Piano de concert construit par la société Érard, du nom du fondateur Sébastien Érard (1752-1831), puis Pierre Érard (1796-1855), son neveu. Elle s'est surtout spécialisée dans la facture de pianos mais à l'origine de clavecins et piano-forte ou de harpes. A la fin du 19e siècle, la société compte deux manufactures, l'une à Londres, l'autre à Paris qui emploie 315 ouvriers vers 1872. Les produits Érard, s'ils furent innovants au début du 19e siècle n'évoluent que peu et leur facture apparaît démodée par la suite. La société fusionne avec la maison Gaveau en 1959 et devient la maison Gaveau- Érard qui fusionne avec la société Pleyel deux ans plus tard. La facture Érard s'éteint en 1971. La maison allemande Schimmel vendra pourtant une partie de sa production de pianos sous le nom de Erard de 1971 à 1994.

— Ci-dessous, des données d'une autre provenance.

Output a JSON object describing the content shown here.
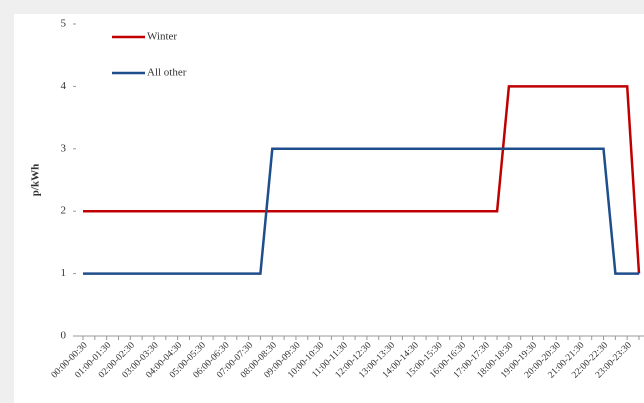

Le piano appartient selon toute vraisemblance au modèle n° 3 des grands modèles de concert fabriqués par Erard entre 1849 et 1902 et dont on ne compte que 485 exemplaires. Il fut très probablement acquis pour être joué dans la "salle Berlioz" de Béziers inaugurée en 1898 où Gustave Fayet organisa plusieurs concerts et récupéré par Fayet après 1906, date de la vente aux enchères des biens de la salle dont l'activité avait cessé deux ans plus tôt.
Plusieurs témoignages rapportent qu'une fois installé à Fontfroide, le piano fut joué par Ricardo Vines, Richard Burgsthal et Gustave Fayet.